Die Gerichte aber ließen ThyssenKrupp in den ersten beiden Instanzen abblitzen: Kartellbußen könne sich ein Unternehmen nicht von Mitarbeitern erstatten lassen – die Höchstgrenze für persönliche Kartellstrafen liegt bei einer Million Euro. Was ThyssenKrupp nicht davon abhielt, vor wenigen Tagen weitere 100 Millionen Euro von Sehlbach zu fordern. Die wiederum muss der Stahlriese der Deutschen Bahn für den Verkauf überteuerter Schienen erstatten.

„Die Anforderungen an die Kontrollpflichten von Vorständen sind deutlich gestiegen“, sagt Kartellrechtsexpertin Daniela Seeliger von der Großkanzlei Linklaters. Sobald im Konzern ein Verdacht von Preisabsprachen mit Wettbewerbern oder eine Kundenbeschwerde beim Bundeskartellamt aufschlägt, wird die Sache zur Vorstandssache. Die Folge: Es werden Geschäftsräume untersucht, Computer beschlagnahmt, Bücher unter die Lupe genommen. Dem einzelnen Vorstand bleibt in einem solchen Fall kaum mehr Zeit, sich um andere Projekte oder mittelfristige strategische Fragen zu kümmern – die Untersuchungen des Kartellamts ziehen sich oft über Jahre.

Vorstände gegen Aufsichtsräte und gegen Vorstände

Häufige Folge dieser zermürbenden Situation: Statt an einem Strang zu ziehen und sich auf die Beantwortung von Sachfragen zu konzentrieren, schauen sich vor allem auch Vorstände und Aufsichtsräte gegenseitig auf die Finger: Der Aufsichtsrat lässt den Compliance-Vorstand antreten und beauftragt meist eine Kanzlei mit der Aufarbeitung der Vorfälle – in der Regel eine andere als der Vorstand. Nicht selten entfachte das ein internes Hauen und Stechen – gerne auch mithilfe eigener Berater. Schließlich haftet der Vorstand im Falle eines Urteils durchs Kartellamt als Gemeinschaftsorgan.

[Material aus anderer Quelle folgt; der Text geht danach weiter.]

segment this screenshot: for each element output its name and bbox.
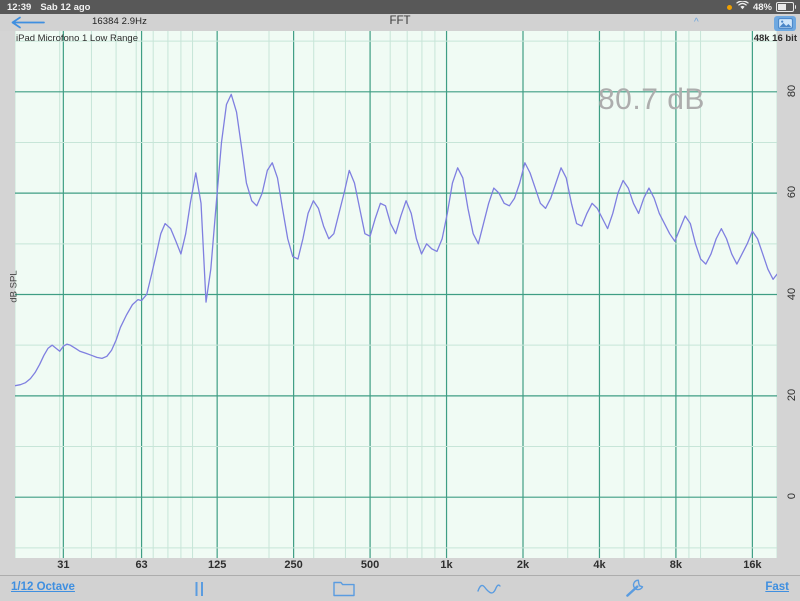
app-title-bar: 16384 2.9Hz FFT ^ bbox=[0, 14, 800, 32]
fft-plot[interactable] bbox=[15, 31, 777, 558]
chart-area: iPad Microfono 1 Low Range 48k 16 bit 80… bbox=[0, 31, 800, 575]
clock-time: 12:39 bbox=[7, 1, 32, 13]
spl-readout: 80.7 dB bbox=[598, 83, 705, 116]
page-title: FFT bbox=[389, 15, 411, 27]
plot-grid bbox=[15, 31, 777, 558]
y-axis-tick-labels: 80 60 40 20 0 bbox=[779, 31, 800, 558]
ios-status-bar: 12:39 Sab 12 ago 48% bbox=[0, 0, 800, 14]
orange-dot-icon bbox=[726, 4, 732, 10]
bottom-toolbar: 1/12 Octave Fast bbox=[0, 575, 800, 601]
y-tick-label: 0 bbox=[786, 493, 798, 500]
y-tick-label: 20 bbox=[786, 388, 798, 401]
x-tick-label: 500 bbox=[360, 559, 380, 571]
status-bar-right: 48% bbox=[726, 0, 800, 13]
y-tick-label: 40 bbox=[786, 287, 798, 300]
x-tick-label: 250 bbox=[284, 559, 303, 571]
x-tick-label: 2k bbox=[516, 559, 530, 571]
caret-up-icon[interactable]: ^ bbox=[694, 17, 699, 28]
audio-source-label: iPad Microfono 1 Low Range bbox=[16, 33, 138, 44]
y-tick-label: 80 bbox=[786, 84, 798, 97]
waveform-icon[interactable] bbox=[472, 579, 506, 598]
x-tick-label: 8k bbox=[669, 559, 683, 571]
wrench-settings-icon[interactable] bbox=[618, 579, 652, 598]
battery-percent-label: 48% bbox=[752, 1, 772, 13]
x-tick-label: 31 bbox=[57, 559, 70, 571]
x-tick-label: 1k bbox=[440, 559, 453, 571]
battery-icon bbox=[776, 2, 796, 12]
back-arrow-icon[interactable] bbox=[11, 16, 45, 29]
audio-format-label: 48k 16 bit bbox=[753, 33, 797, 44]
octave-resolution-button[interactable]: 1/12 Octave bbox=[11, 581, 75, 593]
share-image-icon[interactable] bbox=[774, 15, 796, 31]
folder-icon[interactable] bbox=[327, 579, 361, 598]
spl-trace bbox=[15, 93, 777, 387]
y-tick-label: 60 bbox=[786, 186, 798, 199]
status-bar-left: 12:39 Sab 12 ago bbox=[0, 2, 90, 13]
averaging-speed-button[interactable]: Fast bbox=[765, 581, 789, 593]
pause-icon[interactable] bbox=[182, 579, 216, 598]
fft-resolution-label: 16384 2.9Hz bbox=[92, 16, 147, 27]
x-tick-label: 125 bbox=[207, 559, 227, 571]
y-axis-title: dB SPL bbox=[8, 270, 20, 303]
x-axis-tick-labels: 31 63 125 250 500 1k 2k 4k 8k 16k bbox=[15, 559, 777, 575]
x-tick-label: 4k bbox=[593, 559, 606, 571]
status-date-label: Sab 12 ago bbox=[40, 1, 91, 13]
x-tick-label: 16k bbox=[743, 559, 762, 571]
x-tick-label: 63 bbox=[135, 559, 148, 571]
wifi-icon bbox=[736, 0, 749, 13]
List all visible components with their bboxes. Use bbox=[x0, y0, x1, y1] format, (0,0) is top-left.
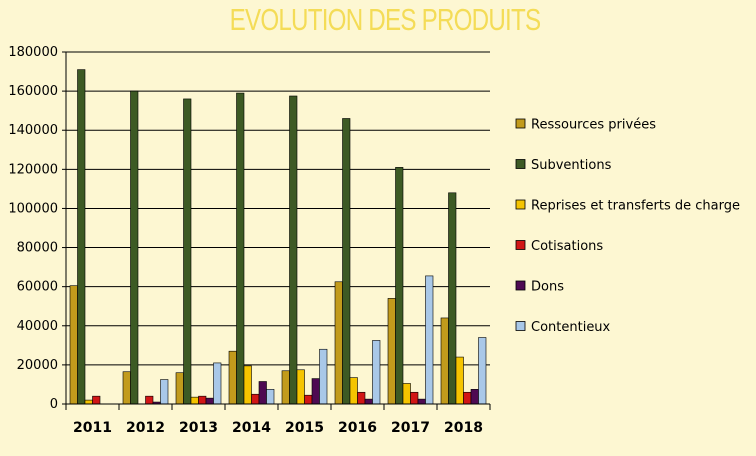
y-tick-label: 80000 bbox=[17, 241, 58, 256]
bar bbox=[455, 356, 464, 405]
legend-label: Contentieux bbox=[531, 320, 611, 335]
bar bbox=[251, 393, 260, 405]
bar bbox=[175, 372, 184, 405]
bar bbox=[304, 394, 313, 405]
bar bbox=[122, 371, 131, 405]
bar bbox=[364, 398, 373, 405]
bar bbox=[205, 397, 214, 405]
bar bbox=[342, 118, 351, 405]
y-tick-label: 100000 bbox=[8, 201, 58, 216]
legend-label: Cotisations bbox=[531, 239, 603, 254]
bar bbox=[228, 350, 237, 405]
y-tick-label: 180000 bbox=[8, 45, 58, 60]
legend-swatch bbox=[515, 118, 526, 129]
bar bbox=[319, 348, 328, 405]
x-tick-label: 2016 bbox=[338, 420, 377, 436]
legend-swatch bbox=[515, 159, 526, 169]
bar bbox=[190, 396, 199, 405]
x-tick-label: 2017 bbox=[391, 420, 430, 436]
legend-label: Ressources privées bbox=[531, 118, 656, 133]
chart-title: EVOLUTION DES PRODUITS bbox=[229, 2, 541, 37]
bar bbox=[77, 69, 86, 405]
x-tick-label: 2015 bbox=[285, 420, 324, 436]
x-tick-label: 2014 bbox=[232, 420, 271, 436]
bar bbox=[470, 389, 479, 405]
bar bbox=[372, 340, 381, 405]
bar bbox=[349, 377, 358, 405]
bar bbox=[425, 275, 434, 405]
bar bbox=[311, 378, 320, 405]
y-tick-label: 0 bbox=[50, 397, 58, 412]
y-tick-label: 20000 bbox=[17, 358, 58, 373]
legend-swatch bbox=[515, 240, 526, 250]
y-tick-label: 40000 bbox=[17, 319, 58, 334]
bar bbox=[410, 391, 419, 405]
bar bbox=[395, 167, 404, 405]
bar bbox=[213, 362, 222, 405]
bar bbox=[130, 90, 139, 405]
bar bbox=[198, 395, 207, 405]
x-tick-label: 2012 bbox=[126, 420, 165, 436]
bar bbox=[266, 389, 275, 405]
x-tick-label: 2013 bbox=[179, 420, 218, 436]
bar bbox=[84, 399, 93, 405]
bar bbox=[448, 192, 457, 405]
legend-label: Dons bbox=[531, 280, 564, 295]
x-tick-label: 2018 bbox=[444, 420, 483, 436]
legend-swatch bbox=[515, 280, 526, 291]
bar bbox=[463, 391, 472, 405]
bar bbox=[296, 369, 305, 405]
legend-swatch bbox=[515, 199, 526, 210]
bars bbox=[69, 69, 487, 405]
x-tick-label: 2011 bbox=[73, 420, 112, 436]
legend-swatch bbox=[515, 321, 526, 331]
bar bbox=[258, 381, 267, 405]
bar bbox=[92, 395, 101, 405]
bar bbox=[334, 281, 343, 405]
y-tick-label: 160000 bbox=[8, 84, 58, 99]
y-axis: 0 20000 40000 60000 80000 100000 120000 140000 1… bbox=[8, 45, 67, 412]
x-axis: 2011 2012 2013 2014 2015 2016 2017 2018 bbox=[65, 403, 491, 436]
y-tick-label: 120000 bbox=[8, 162, 58, 177]
bar bbox=[160, 379, 169, 405]
legend-label: Subventions bbox=[531, 158, 612, 173]
bar bbox=[69, 285, 78, 405]
bar bbox=[440, 317, 449, 405]
y-tick-label: 140000 bbox=[8, 123, 58, 138]
bar bbox=[145, 395, 154, 405]
bar bbox=[402, 383, 411, 405]
bar bbox=[417, 398, 426, 405]
y-tick-label: 60000 bbox=[17, 280, 58, 295]
bar bbox=[357, 391, 366, 405]
bar bbox=[387, 298, 396, 405]
bar bbox=[243, 365, 252, 405]
bar bbox=[281, 370, 290, 405]
legend-label: Reprises et transferts de charge bbox=[531, 199, 740, 214]
bar bbox=[478, 337, 487, 405]
bar bbox=[183, 98, 192, 405]
bar bbox=[236, 92, 245, 405]
legend: Ressources privées Subventions Reprises et… bbox=[515, 118, 740, 335]
bar bbox=[289, 95, 298, 405]
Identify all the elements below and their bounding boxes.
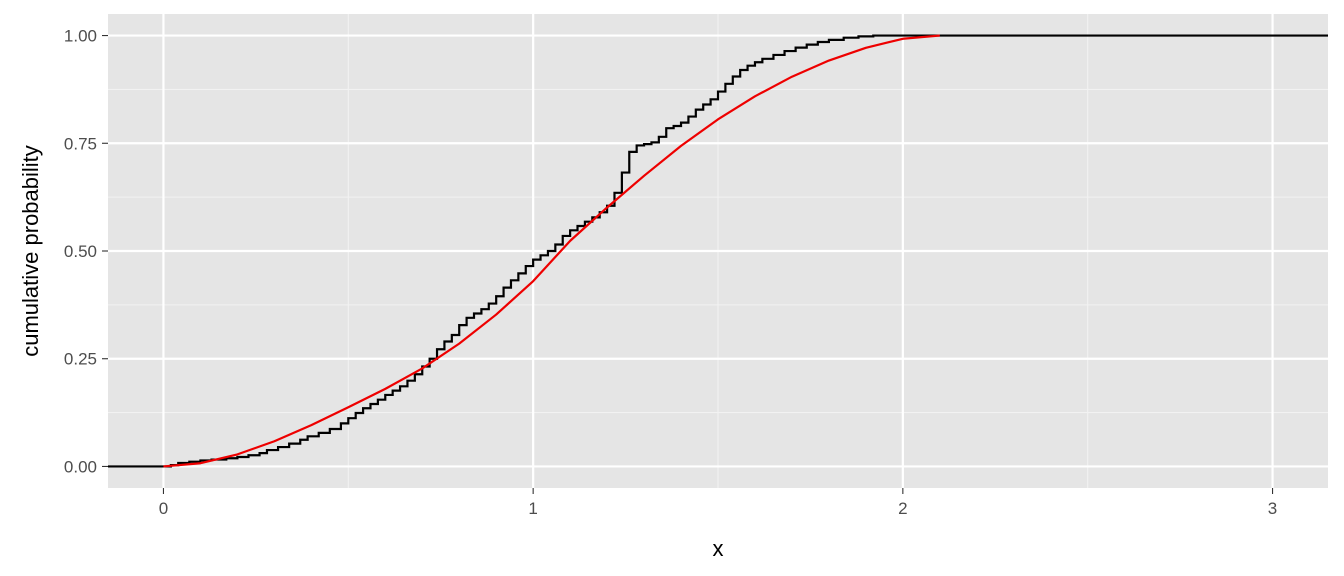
x-tick-label: 2 (898, 499, 907, 518)
y-axis-title: cumulative probability (18, 145, 43, 357)
x-tick-label: 0 (159, 499, 168, 518)
y-tick-label: 0.00 (64, 457, 97, 476)
y-tick-label: 0.50 (64, 242, 97, 261)
y-tick-label: 0.75 (64, 134, 97, 153)
x-tick-label: 3 (1268, 499, 1277, 518)
x-axis-ticks: 0 1 2 3 (159, 488, 1278, 518)
y-tick-label: 1.00 (64, 27, 97, 46)
y-tick-label: 0.25 (64, 350, 97, 369)
x-axis-title: x (713, 536, 724, 561)
x-tick-label: 1 (528, 499, 537, 518)
y-axis-ticks: 0.00 0.25 0.50 0.75 1.00 (64, 27, 108, 477)
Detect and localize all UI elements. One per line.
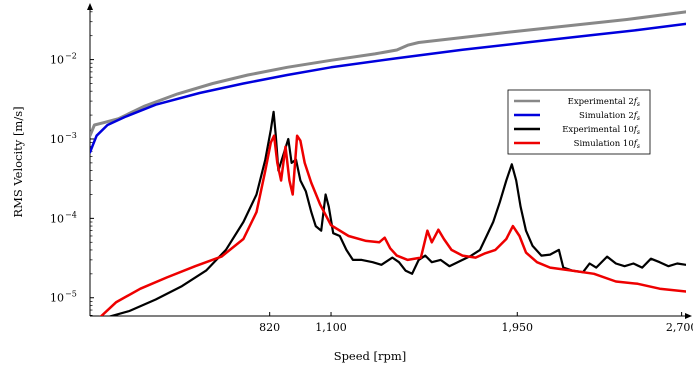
y-axis-arrow <box>87 3 93 10</box>
series-line-3 <box>99 134 686 316</box>
legend-label: Experimental 2fs <box>568 97 640 108</box>
y-tick-exponent: −3 <box>65 131 77 140</box>
y-tick-exponent: −2 <box>65 52 77 61</box>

Ob individuell verwickelt oder unschuldig – jeder Vorstand muss gegebenenfalls mit seinem Privatvermögen für die Fehler der Kollegen geradestehen. Und das eröffnet in vielen Fällen noch eine ganz neue Front: Es heißt dann nicht mehr nur Vorstand gegen Öffentlichkeit, Vorstand gegen Aufsichtsrat oder Vorstand gegen Justiz.

Es heißt dann auch noch: Vorstand gegen Vorstand.